There’s more, Unger and Cognata explain. A water tank was replaced four months ago, for $22,500. Salt water corroded the tank – but that warranty excludes salt-water flooding, too. So boiler and tank are now on the co-op’s tab.
Three years before, the lobby was renovated at a cost of $250,000. Now, all that’s left is the tilework. “Every story you hear, the next one’s worse,” Cognata said.
A high price for staying
More than half of the coop owners have left the building, for inland Brooklyn, Pennsylvania, anywhere dry and with power. As elderly ladies walked out with rolling suitcases, a mother and grown son walked in, with the great news that the son had passed the bar exam – on his first try, no less – and would start in January as a Brooklyn ADA.
Anna Rosenberg, a co-op board member whose 89-year-old father simply will not leave building, sits down to talk. He won’t leave, she says – so she won’t either. “Can you get us help?” she asks, exhausted. Until they cut the gas, she could warm food; neighbors came by for coffee. But after the gas was out, Rosenberg spent hours roaming the neighborhood looking for something warm for her father. “Everything’s closed,” she said, although at 4:30, she still hoped to find a bowl of soup somewhere for his supper.
“They forgot about Sheepshead Bay,” Cognata says. “We’re hard-working, middle-class, lower-middle-class people. We have our life savings in our apartments.” He asks Anna to keep her eye on a blue plastic bag, next to her on the lobby bench, and heads off into the darkened hallways to help someone turn off the gas in their home.

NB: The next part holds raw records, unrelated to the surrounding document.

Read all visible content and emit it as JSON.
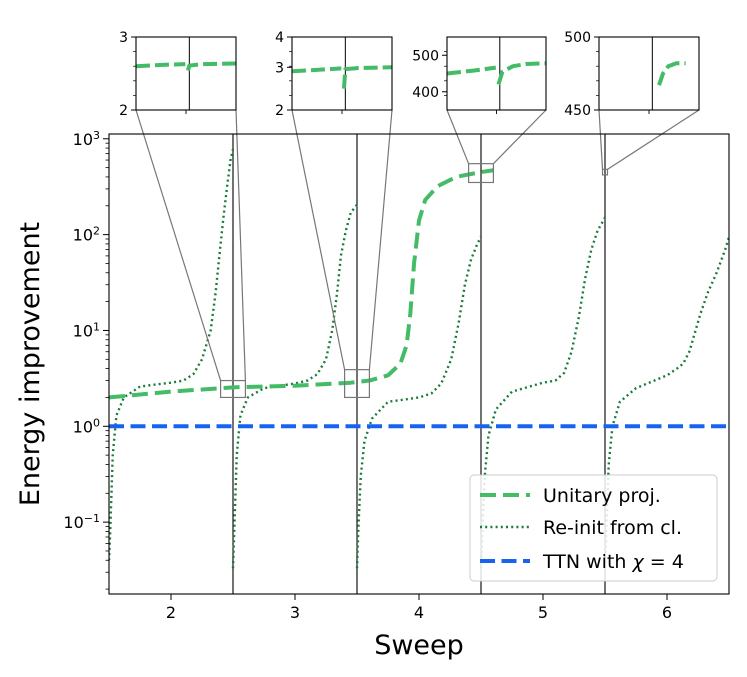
{
  "chart_data": {
    "type": "line",
    "xlabel": "Sweep",
    "ylabel": "Energy improvement",
    "xlim": [
      1.5,
      6.5
    ],
    "ylim_log10": [
      -1.75,
      3.05
    ],
    "yscale": "log",
    "x_ticks": [
      {
        "v": 2,
        "label": "2"
      },
      {
        "v": 3,
        "label": "3"
      },
      {
        "v": 4,
        "label": "4"
      },
      {
        "v": 5,
        "label": "5"
      },
      {
        "v": 6,
        "label": "6"
      }
    ],
    "y_ticks": [
      {
        "exp": -1,
        "base": "10",
        "sup": "−1"
      },
      {
        "exp": 0,
        "base": "10",
        "sup": "0"
      },
      {
        "exp": 1,
        "base": "10",
        "sup": "1"
      },
      {
        "exp": 2,
        "base": "10",
        "sup": "2"
      },
      {
        "exp": 3,
        "base": "10",
        "sup": "3"
      }
    ],
    "sweep_boundaries": [
      2.5,
      3.5,
      4.5,
      5.5
    ],
    "series": [
      {
        "name": "Unitary proj.",
        "style": "dashed-thick",
        "color": "#44bb66",
        "points": [
          [
            1.5,
            2.0
          ],
          [
            2.0,
            2.3
          ],
          [
            2.5,
            2.55
          ],
          [
            3.0,
            2.65
          ],
          [
            3.45,
            2.85
          ],
          [
            3.6,
            3.0
          ],
          [
            3.75,
            3.4
          ],
          [
            3.85,
            4.5
          ],
          [
            3.9,
            7
          ],
          [
            3.93,
            15
          ],
          [
            3.96,
            50
          ],
          [
            4.0,
            140
          ],
          [
            4.05,
            230
          ],
          [
            4.15,
            320
          ],
          [
            4.3,
            400
          ],
          [
            4.5,
            450
          ],
          [
            4.6,
            470
          ]
        ]
      },
      {
        "name": "Re-init from cl.",
        "style": "dotted",
        "color": "#1a7a3a",
        "points": [
          [
            1.5,
            0.04
          ],
          [
            1.51,
            0.08
          ],
          [
            1.53,
            0.5
          ],
          [
            1.56,
            1.3
          ],
          [
            1.62,
            2.0
          ],
          [
            1.75,
            2.6
          ],
          [
            2.0,
            2.85
          ],
          [
            2.1,
            3.0
          ],
          [
            2.18,
            3.5
          ],
          [
            2.25,
            5.0
          ],
          [
            2.32,
            10
          ],
          [
            2.36,
            25
          ],
          [
            2.39,
            60
          ],
          [
            2.42,
            140
          ],
          [
            2.45,
            300
          ],
          [
            2.48,
            600
          ],
          [
            2.5,
            780
          ],
          null,
          [
            2.5,
            0.033
          ],
          [
            2.51,
            0.08
          ],
          [
            2.53,
            0.5
          ],
          [
            2.56,
            1.3
          ],
          [
            2.62,
            2.0
          ],
          [
            2.75,
            2.5
          ],
          [
            3.0,
            2.8
          ],
          [
            3.1,
            3.0
          ],
          [
            3.18,
            3.5
          ],
          [
            3.25,
            5.0
          ],
          [
            3.3,
            10
          ],
          [
            3.34,
            25
          ],
          [
            3.37,
            60
          ],
          [
            3.41,
            110
          ],
          [
            3.45,
            170
          ],
          [
            3.5,
            205
          ],
          null,
          [
            3.5,
            0.033
          ],
          [
            3.51,
            0.08
          ],
          [
            3.53,
            0.3
          ],
          [
            3.56,
            0.7
          ],
          [
            3.62,
            1.2
          ],
          [
            3.75,
            1.8
          ],
          [
            4.0,
            2.0
          ],
          [
            4.1,
            2.2
          ],
          [
            4.18,
            2.8
          ],
          [
            4.26,
            5.0
          ],
          [
            4.32,
            12
          ],
          [
            4.37,
            30
          ],
          [
            4.42,
            55
          ],
          [
            4.47,
            80
          ],
          [
            4.5,
            95
          ],
          null,
          [
            4.5,
            0.033
          ],
          [
            4.51,
            0.08
          ],
          [
            4.53,
            0.3
          ],
          [
            4.56,
            0.8
          ],
          [
            4.62,
            1.5
          ],
          [
            4.75,
            2.3
          ],
          [
            5.0,
            2.85
          ],
          [
            5.1,
            3.0
          ],
          [
            5.17,
            3.6
          ],
          [
            5.23,
            6.0
          ],
          [
            5.29,
            14
          ],
          [
            5.34,
            35
          ],
          [
            5.39,
            70
          ],
          [
            5.44,
            110
          ],
          [
            5.5,
            150
          ],
          null,
          [
            5.5,
            0.033
          ],
          [
            5.51,
            0.08
          ],
          [
            5.53,
            0.4
          ],
          [
            5.56,
            1.0
          ],
          [
            5.62,
            1.8
          ],
          [
            5.75,
            2.5
          ],
          [
            6.0,
            3.4
          ],
          [
            6.08,
            4.0
          ],
          [
            6.13,
            4.5
          ],
          [
            6.18,
            6.0
          ],
          [
            6.22,
            9
          ],
          [
            6.27,
            15
          ],
          [
            6.33,
            25
          ],
          [
            6.4,
            40
          ],
          [
            6.47,
            70
          ],
          [
            6.5,
            95
          ]
        ]
      },
      {
        "name": "TTN with χ = 4",
        "style": "dashed",
        "color": "#1763f0",
        "points": [
          [
            1.5,
            1.0
          ],
          [
            6.5,
            1.0
          ]
        ]
      }
    ],
    "legend": {
      "position": "bottom-right",
      "entries": [
        {
          "label": "Unitary proj."
        },
        {
          "label": "Re-init from cl."
        },
        {
          "label_prefix": "TTN with ",
          "label_var": "χ",
          "label_suffix": " = 4"
        }
      ]
    },
    "insets": [
      {
        "xlim": [
          2.1,
          2.85
        ],
        "ylim": [
          2,
          3
        ],
        "scale": "log",
        "y_ticks": [
          {
            "v": 3,
            "label": "3"
          },
          {
            "v": 2,
            "label": "2"
          }
        ],
        "divider_x": 2.5,
        "curve": [
          [
            2.1,
            2.55
          ],
          [
            2.3,
            2.57
          ],
          [
            2.47,
            2.58
          ],
          null,
          [
            2.49,
            2.49
          ],
          [
            2.5,
            2.56
          ],
          [
            2.6,
            2.58
          ],
          [
            2.85,
            2.59
          ]
        ],
        "zoom_box": {
          "x": [
            2.4,
            2.6
          ],
          "y": [
            2.0,
            3.0
          ]
        }
      },
      {
        "xlim": [
          3.1,
          3.85
        ],
        "ylim": [
          2,
          4
        ],
        "scale": "log",
        "y_ticks": [
          {
            "v": 4,
            "label": "4"
          },
          {
            "v": 3,
            "label": "3"
          },
          {
            "v": 2,
            "label": "2"
          }
        ],
        "divider_x": 3.5,
        "curve": [
          [
            3.1,
            2.89
          ],
          [
            3.3,
            2.93
          ],
          [
            3.47,
            2.97
          ],
          null,
          [
            3.49,
            2.45
          ],
          [
            3.5,
            2.95
          ],
          [
            3.6,
            2.98
          ],
          [
            3.85,
            3.0
          ]
        ],
        "zoom_box": {
          "x": [
            3.4,
            3.6
          ],
          "y": [
            2.0,
            3.9
          ]
        }
      },
      {
        "xlim": [
          4.1,
          4.85
        ],
        "ylim": [
          350,
          550
        ],
        "scale": "linear",
        "y_ticks": [
          {
            "v": 500,
            "label": "500"
          },
          {
            "v": 400,
            "label": "400"
          }
        ],
        "divider_x": 4.5,
        "curve": [
          [
            4.1,
            450
          ],
          [
            4.3,
            458
          ],
          [
            4.47,
            466
          ],
          null,
          [
            4.49,
            420
          ],
          [
            4.52,
            455
          ],
          [
            4.6,
            470
          ],
          [
            4.7,
            476
          ],
          [
            4.85,
            478
          ]
        ],
        "zoom_box": {
          "x": [
            4.4,
            4.6
          ],
          "y": [
            350,
            550
          ]
        }
      },
      {
        "xlim": [
          5.1,
          5.85
        ],
        "ylim": [
          450,
          500
        ],
        "scale": "linear",
        "y_ticks": [
          {
            "v": 500,
            "label": "500"
          },
          {
            "v": 450,
            "label": "450"
          }
        ],
        "divider_x": 5.5,
        "curve": [
          [
            5.55,
            467
          ],
          [
            5.58,
            475
          ],
          [
            5.62,
            480
          ],
          [
            5.68,
            482
          ],
          [
            5.75,
            482
          ]
        ],
        "zoom_box": {
          "x": [
            5.48,
            5.52
          ],
          "y": [
            420,
            480
          ]
        }
      }
    ]
  }
}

Rosenberg has lived in the building since 1982. She’s lost two cars in the underwater garage – but her father keeps asking about the car, he won’t let up. A Holocaust survivor – Anna’s mother survived Auschwitz but is no longer alive – her father counters her plea to leave with his unmatchable challenge: “You don’t know what I lived through in the war! I’m not leaving.”

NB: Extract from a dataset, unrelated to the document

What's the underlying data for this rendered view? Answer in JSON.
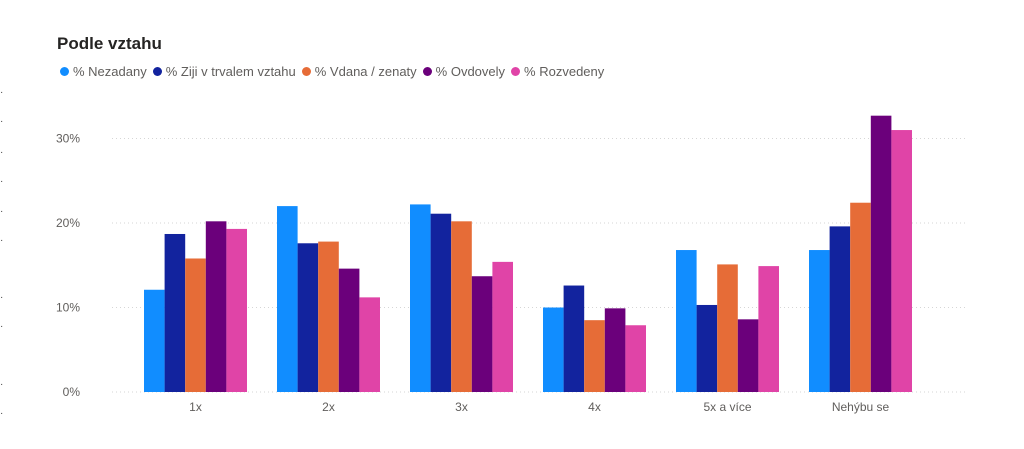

Neighbors stop to ask about Rosenberg’s father. “I don’t know how to get him downstairs,” she says. They offer to help; to carry the elderly gentleman from his apartment to the street; there must be some way to remove him to safety and warmth. But he won’t budge. “If he’s here, I’m here,” Rosenberg said, flat-out. “I’m not leaving him.”
“This is bad,” Rosenberg said, “but look at the people of Breezy Point.”
A second later, Cognata’s back for the blue bag which, he explains with a grin, is filled with cash. He had to get the folding stuff to pay the guys who will pump out the basement; the first contractor, who accepted a check, didn’t come back to do the job – so Cognata stopped the check, you can be sure of that, he says. The second guy, who’s ready to go? He’ll do the job all right, but for cash only – and at a price that’s nearly three times the first bid. But with a basement full of water, sodden cars, corroding electrics and rotting debris, Cognata asks, what’s a guy to do?